Smallies are smallies, so for the deeper clearer lake find rocky points or possibly find deeper water transitions of the bottom composition. I'd have a popper / walkin bait, dropshot, and lastly a jig and swimbait /twister tail for targeting the entire water column. I don't particularly have much luck with jerkbaits in the summer, but others do, I'm sure

The weedy lake will probably have weed smallies. Try look for hard cover, but if you can't find it, start looking for weed smallies. T-rigs all day, unless you can get a topwater bite.

Posted

On the weedy lake there are a lot of docks and boat houses in certain areas.

Posted

My ideal situation for your weedy lake would be to find a few large boulders mixed in among the weeds. In Canada, you'll often find an entire back bay filled with lily pads, coontail, milfoil, and whatever weeds with a boulder near the back of it. There will usually be a smallie or two sitting on it practically everyday.

If not, I would just call it a day of "bass fishing" and pitch at clumps of weeds, weed edges, docks with sand, and whatever good stuff you can find.

  • Like 1
Posted

Well I find in small lakes / ponds, the fish get more selective about the noise of trebels banging around & biting them. Then they get hungry & bite trebles.

 

I have found schools of 12" to 14" bass feeding on worms or bottom insects. They would not bite or move as I motored over them.  Happens.

Posted

If were talking the warmest months of the year just fish the areas you usually do, but go out deeper and fish much slower. I've had my best luck in 20-30 feet of water dragging a football head with a twin tail grub or SK rage craw. Look for steep banks along the shoreline and then follow the ledges out into the water. Drag that bait down the ledge, and when you determine what depth they are holding in concentrate on that. Once in a while the swim bait bite heats up. Take a 1-1.5 ounce sinking swim bait and let it drop. Creep and crawl it just above bottom in those same areas.

Posted

I have tried some rather bizarre methods over the years one last year worked pretty well.  Use a dropshot with a weight as far away from the hook to suspend the bait just over the weeds.If the weeds are 5' tall put the dropshot hook at 5'6" use a bright senko such as fluorescent yellow,red,pink but smaller 3-4" . You can't throw this so rig just lower it over the weed bed or run parallel of the weed bed fish it in the weeds but right on the edge. The bite almost consistantly was a hard hit ,no doubt you had a bite. This worked well on frontal days as well as when the sun was up bright.

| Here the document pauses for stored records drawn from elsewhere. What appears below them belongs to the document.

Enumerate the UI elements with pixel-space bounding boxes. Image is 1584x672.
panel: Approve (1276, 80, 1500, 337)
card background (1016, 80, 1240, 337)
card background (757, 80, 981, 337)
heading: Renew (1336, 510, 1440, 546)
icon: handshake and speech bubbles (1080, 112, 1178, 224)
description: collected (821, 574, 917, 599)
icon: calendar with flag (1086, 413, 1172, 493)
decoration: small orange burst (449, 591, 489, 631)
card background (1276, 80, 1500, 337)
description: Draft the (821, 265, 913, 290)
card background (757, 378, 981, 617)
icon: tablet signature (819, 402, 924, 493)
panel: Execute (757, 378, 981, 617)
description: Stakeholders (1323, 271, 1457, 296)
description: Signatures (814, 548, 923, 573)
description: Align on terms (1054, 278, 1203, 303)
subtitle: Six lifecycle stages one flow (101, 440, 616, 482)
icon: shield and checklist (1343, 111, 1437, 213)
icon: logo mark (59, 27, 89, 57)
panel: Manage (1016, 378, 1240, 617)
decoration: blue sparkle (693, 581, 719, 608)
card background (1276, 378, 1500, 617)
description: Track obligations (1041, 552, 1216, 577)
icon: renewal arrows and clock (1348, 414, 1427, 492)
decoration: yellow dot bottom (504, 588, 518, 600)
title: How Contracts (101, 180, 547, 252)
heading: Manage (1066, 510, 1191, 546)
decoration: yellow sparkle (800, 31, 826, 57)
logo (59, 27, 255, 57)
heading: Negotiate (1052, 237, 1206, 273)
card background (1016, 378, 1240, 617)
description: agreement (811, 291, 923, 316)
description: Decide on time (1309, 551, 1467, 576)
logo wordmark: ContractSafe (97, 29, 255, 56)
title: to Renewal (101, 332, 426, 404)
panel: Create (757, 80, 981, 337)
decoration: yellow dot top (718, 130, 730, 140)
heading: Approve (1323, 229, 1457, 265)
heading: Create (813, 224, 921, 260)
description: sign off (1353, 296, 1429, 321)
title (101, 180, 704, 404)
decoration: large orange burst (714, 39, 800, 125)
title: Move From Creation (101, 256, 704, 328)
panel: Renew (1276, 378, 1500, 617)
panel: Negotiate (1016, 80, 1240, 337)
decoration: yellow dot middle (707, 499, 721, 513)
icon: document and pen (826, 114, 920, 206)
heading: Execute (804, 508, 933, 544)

Try it with green pumpkin senko's as well.   Almost forgot use a heavier than usual weight preferably a long slender weight versus a regular round weight. This will allow the weight to get to the bottom in the weeds  I use 10-12# fluorcarbon. Good luck

  • Super User
Posted

My ideal situation for your weedy lake would be to find a few large boulders mixed in among the weeds. In Canada, you'll often find an entire back bay filled with lily pads, coontail, milfoil, and whatever weeds with a boulder near the back of it. There will usually be a smallie or two sitting on it practically everyday.

If not, I would just call it a day of "bass fishing" and pitch at clumps of weeds, weed edges, docks with sand, and whatever good stuff you can find.

Man do I miss Canada. Haven't been back to Eagle Lake since 2010. Most amazing place I've personally been too. Huge musky, giant football smallies, and enough pike to make you hate them.